The film makers talked about how the film came together and how they found that the one emotion they couldn’t wrap their brains around was Sadness. Why do we get sad? What is its purpose and why do we try to deny its existence? But most importantly, why do we shun it? Sadness is yelled at, told to stay in the “Sadness Circle” and told not to move or touch anything. She’s looked at like a freak and unworthy of being there as she just causes pain in Joy’s eyes. But its not until Joy sees things from Sadness’s perspective that some of the greatest joys can emerge from those sad moments. That Sadness is a natural reaction to something and that its okay to let it happen. Being in a constant state of happiness is a lie, a mask that can actually make a situation worse if you continue to deny yourself the feeling of release that Sadness can give you.

My struggles with depression have always been there. I’ve always had moments of depression and the pain that it can create. But it’s from those moments that I’ve found myself become more empathetic, and more compassionate. My art and writings allow the pain to escape the caverns of my mind so that I’m not pushing it back into the Sadness Circle. I read The Bloggess, who in many ways is so damn similar to my own weird self, and her struggles with depression have helped guide me in many ways. When she comes out here to the Bay Area for a book signing, I’ll be there to give her a hug and tell her how much she’s helped me fight back against the lies that Depression tells me. I started embracing my weirdness back in high school, but I’ve pushed much of it aside many years ago to try to “fit in”. I tried to suppress much of my quirks and mental health struggles because I was terrified of being seen as a “freak” or worse…………a crazy person that needs to be backed away from slowly while holding a mop as a defense weapon.  Relocating to the Bay Area and dealing with several bouts of depression, I think I reached a new fork in the road. My therapist has been very helpful in getting me to look at things differently and really finding ways to get a better grip when I feel on the edge. Embracing my artistic side and fueling it constantly has been the first step in letting my Freak Flag fly. But seeing that movie also sparked something new that seems to be lighting the right path for me to walk down.

I am a weird person, and here’s why. I have weird colored hair, many tattoos, a dark sense of humor, and a love of strange kooky things like skeletons and garden gnome butt plugs (his name is Tyrone and he sits on my living room shelf). I enjoy silly things like glitter, unicorns, and ridiculously girly things like tiaras and tea parties. I am almost 40 years old and I think a bounce house is one of the best inventions ever created and I’ll be DAMNED if I don’t have one for my pretty, pretty princess birthday party. I love history, especially if its just useless knowledge. I’m obsessed with pop culture as it allows me to fangirl the SHIT out of things like Supernatural, geek stuff, Lego, Disney, Doctor Who and cartoons. I can watch something and then almost repeat every moment and joke verbatim. I know ever word in “Tank Girl”, “Auntie Mame”, and “Heathers”. Ryan Reynolds is one of the sexiest thing to me mostly because he has the ability to not utter a word and be the funniest damn thing in the world! I find my husband’s “Rainman” moments where he “white boards” something technical out on an invisible board to be DEAD SEXY! Minions…………..I must have minions!!!!! I want to hug a sloth.
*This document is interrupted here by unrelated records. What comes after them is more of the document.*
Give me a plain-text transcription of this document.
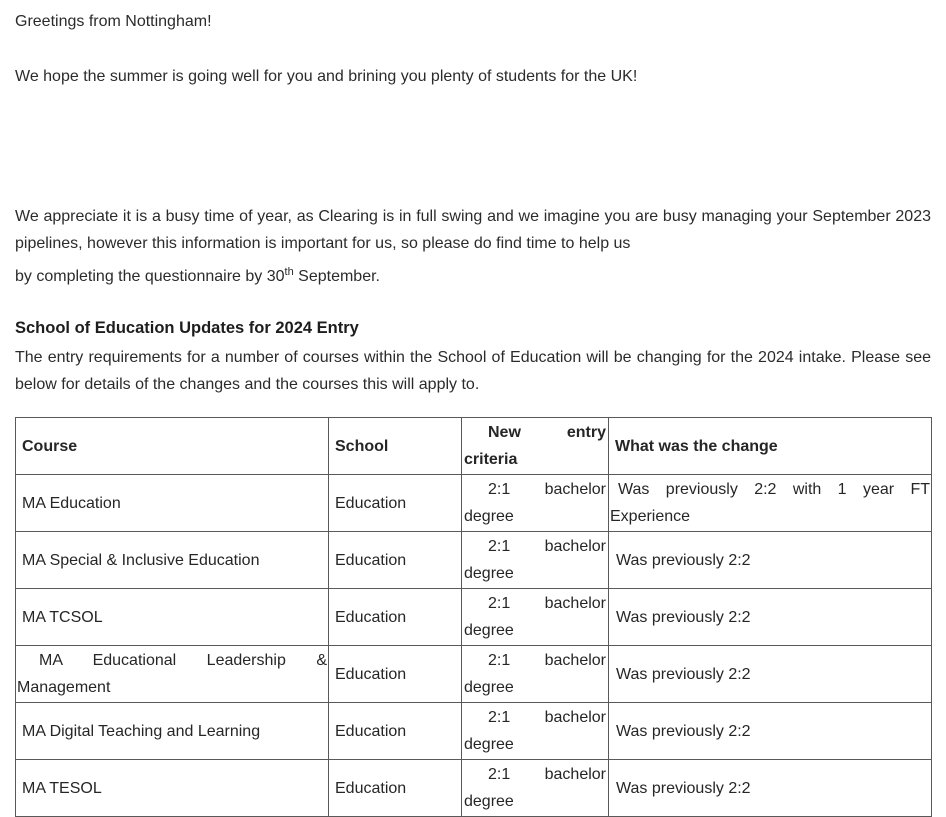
Greetings from Nottingham!

We hope the summer is going well for you and brining you plenty of students for the UK!

We appreciate it is a busy time of year, as Clearing is in full swing and we imagine you are busy managing your September 2023 pipelines, however this information is important for us, so please do find time to help us

by completing the questionnaire by 30th September.

School of Education Updates for 2024 Entry

The entry requirements for a number of courses within the School of Education will be changing for the 2024 intake. Please see below for details of the changes and the courses this will apply to.

Course	School	New entry criteria	What was the change
MA Education	Education	2:1 bachelor degree	Was previously 2:2 with 1 year FT Experience
MA Special & Inclusive Education	Education	2:1 bachelor degree	Was previously 2:2
MA TCSOL	Education	2:1 bachelor degree	Was previously 2:2
MA Educational Leadership & Management	Education	2:1 bachelor degree	Was previously 2:2
MA Digital Teaching and Learning	Education	2:1 bachelor degree	Was previously 2:2
MA TESOL	Education	2:1 bachelor degree	Was previously 2:2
My favorite animals are penguins, sloths and octopuses as tentacles are just the most coolest things in how they move. See? I’m totally weird! I don’t think I’ll be ashamed of myself anymore. Being weird is actually fun.
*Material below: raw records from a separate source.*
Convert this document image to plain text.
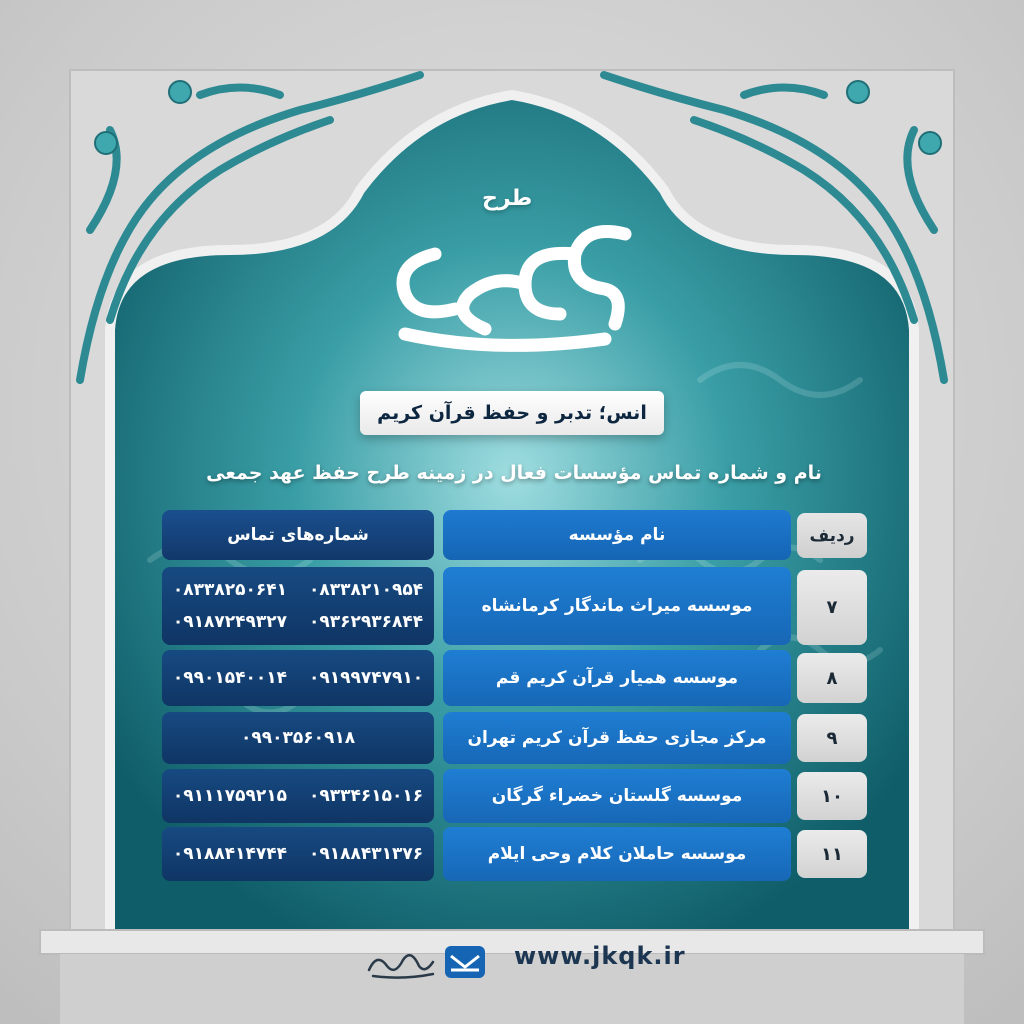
طرح
انس؛ تدبر و حفظ قرآن کریم
نام و شماره تماس مؤسسات فعال در زمینه طرح حفظ عهد جمعی
ردیف
نام مؤسسه
شماره‌های تماس
۷
موسسه میراث ماندگار کرمانشاه
۰۸۳۳۸۲۱۰۹۵۴
۰۸۳۳۸۲۵۰۶۴۱
۰۹۳۶۲۹۳۶۸۴۴
۰۹۱۸۷۲۴۹۳۲۷
۸
موسسه همیار قرآن کریم قم
۰۹۱۹۹۷۴۷۹۱۰
۰۹۹۰۱۵۴۰۰۱۴
۹
مرکز مجازی حفظ قرآن کریم تهران
۰۹۹۰۳۵۶۰۹۱۸
۱۰
موسسه گلستان خضراء گرگان
۰۹۳۳۴۶۱۵۰۱۶
۰۹۱۱۱۷۵۹۲۱۵
۱۱
موسسه حاملان کلام وحی ایلام
۰۹۱۸۸۴۳۱۳۷۶
۰۹۱۸۸۴۱۴۷۴۴
www.jkqk.ir
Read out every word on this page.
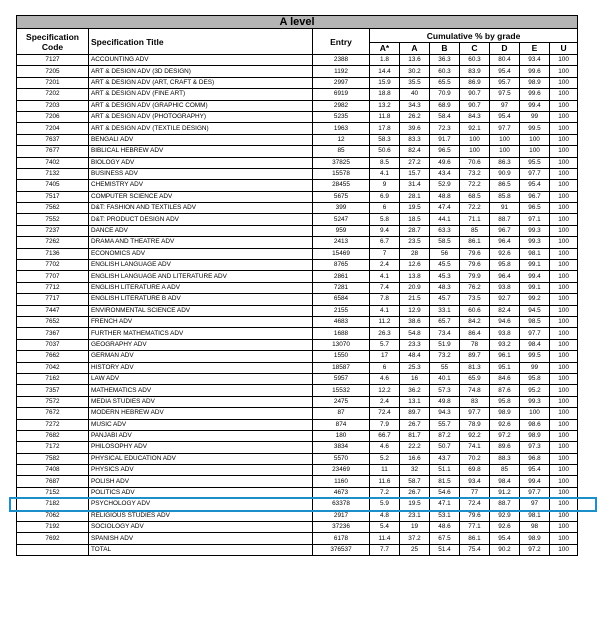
A level									
Specification Code	Specification Title	Entry	Cumulative % by grade						
			A*	A	B	C	D	E	U
7127	ACCOUNTING ADV	2388	1.8	13.6	36.3	60.3	80.4	93.4	100
7205	ART & DESIGN ADV (3D DESIGN)	1192	14.4	30.2	60.3	83.9	95.4	99.6	100
7201	ART & DESIGN ADV (ART, CRAFT & DES)	2997	15.9	35.5	65.5	86.9	95.7	98.9	100
7202	ART & DESIGN ADV (FINE ART)	6919	18.8	40	70.9	90.7	97.5	99.6	100
7203	ART & DESIGN ADV (GRAPHIC COMM)	2982	13.2	34.3	68.9	90.7	97	99.4	100
7206	ART & DESIGN ADV (PHOTOGRAPHY)	5235	11.8	26.2	58.4	84.3	95.4	99	100
7204	ART & DESIGN ADV (TEXTILE DESIGN)	1963	17.8	39.6	72.3	92.1	97.7	99.5	100
7637	BENGALI ADV	12	58.3	83.3	91.7	100	100	100	100
7677	BIBLICAL HEBREW ADV	85	50.6	82.4	96.5	100	100	100	100
7402	BIOLOGY ADV	37825	8.5	27.2	49.6	70.6	86.3	95.5	100
7132	BUSINESS ADV	15578	4.1	15.7	43.4	73.2	90.9	97.7	100
7405	CHEMISTRY ADV	28455	9	31.4	52.9	72.2	86.5	95.4	100
7517	COMPUTER SCIENCE ADV	5675	6.9	28.1	48.8	68.5	85.8	96.7	100
7562	D&T: FASHION AND TEXTILES ADV	399	6	19.5	47.4	72.2	91	96.5	100
7552	D&T: PRODUCT DESIGN ADV	5247	5.8	18.5	44.1	71.1	88.7	97.1	100
7237	DANCE ADV	959	9.4	28.7	63.3	85	96.7	99.3	100
7262	DRAMA AND THEATRE ADV	2413	6.7	23.5	58.5	86.1	96.4	99.3	100
7136	ECONOMICS ADV	15469	7	28	56	79.6	92.6	98.1	100
7702	ENGLISH LANGUAGE ADV	8765	2.4	12.6	45.5	79.6	95.8	99.1	100
7707	ENGLISH LANGUAGE AND LITERATURE ADV	2861	4.1	13.8	45.3	79.9	96.4	99.4	100
7712	ENGLISH LITERATURE A ADV	7281	7.4	20.9	48.3	76.2	93.8	99.1	100
7717	ENGLISH LITERATURE B ADV	6584	7.8	21.5	45.7	73.5	92.7	99.2	100
7447	ENVIRONMENTAL SCIENCE ADV	2155	4.1	12.9	33.1	60.6	82.4	94.5	100
7652	FRENCH ADV	4683	11.2	38.6	65.7	84.2	94.6	98.5	100
7367	FURTHER MATHEMATICS ADV	1688	26.3	54.8	73.4	86.4	93.8	97.7	100
7037	GEOGRAPHY ADV	13070	5.7	23.3	51.9	78	93.2	98.4	100
7662	GERMAN ADV	1550	17	48.4	73.2	89.7	96.1	99.5	100
7042	HISTORY ADV	18587	6	25.3	55	81.3	95.1	99	100
7162	LAW ADV	5957	4.6	16	40.1	65.9	84.6	95.8	100
7357	MATHEMATICS ADV	15532	12.2	36.2	57.3	74.8	87.6	95.2	100
7572	MEDIA STUDIES ADV	2475	2.4	13.1	49.8	83	95.8	99.3	100
7672	MODERN HEBREW ADV	87	72.4	89.7	94.3	97.7	98.9	100	100
7272	MUSIC ADV	874	7.9	26.7	55.7	78.9	92.6	98.6	100
7682	PANJABI ADV	180	66.7	81.7	87.2	92.2	97.2	98.9	100
7172	PHILOSOPHY ADV	3834	4.6	22.2	50.7	74.1	89.6	97.3	100
7582	PHYSICAL EDUCATION ADV	5570	5.2	16.6	43.7	70.2	88.3	96.8	100
7408	PHYSICS ADV	23469	11	32	51.1	69.8	85	95.4	100
7687	POLISH ADV	1160	11.6	58.7	81.5	93.4	98.4	99.4	100
7152	POLITICS ADV	4673	7.2	26.7	54.6	77	91.2	97.7	100
7182	PSYCHOLOGY ADV	63378	5.9	19.5	47.1	72.4	88.7	97	100
7062	RELIGIOUS STUDIES ADV	2917	4.8	23.1	53.1	79.6	92.9	98.1	100
7192	SOCIOLOGY ADV	37236	5.4	19	48.6	77.1	92.6	98	100
7692	SPANISH ADV	6178	11.4	37.2	67.5	86.1	95.4	98.9	100
	TOTAL	376537	7.7	25	51.4	75.4	90.2	97.2	100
So for now I just breathe and focus on getting through each day individually. I have our trip to Paris in August and art that needs to be seen. I have committed to volunteering at the shelter so I have dogs that need loving and walkies, and later perhaps a seat on my couch. I have things to make, a gym to go to, and a world to inflict my weirdness on. Also, minions to find. Seriously. How do I get them?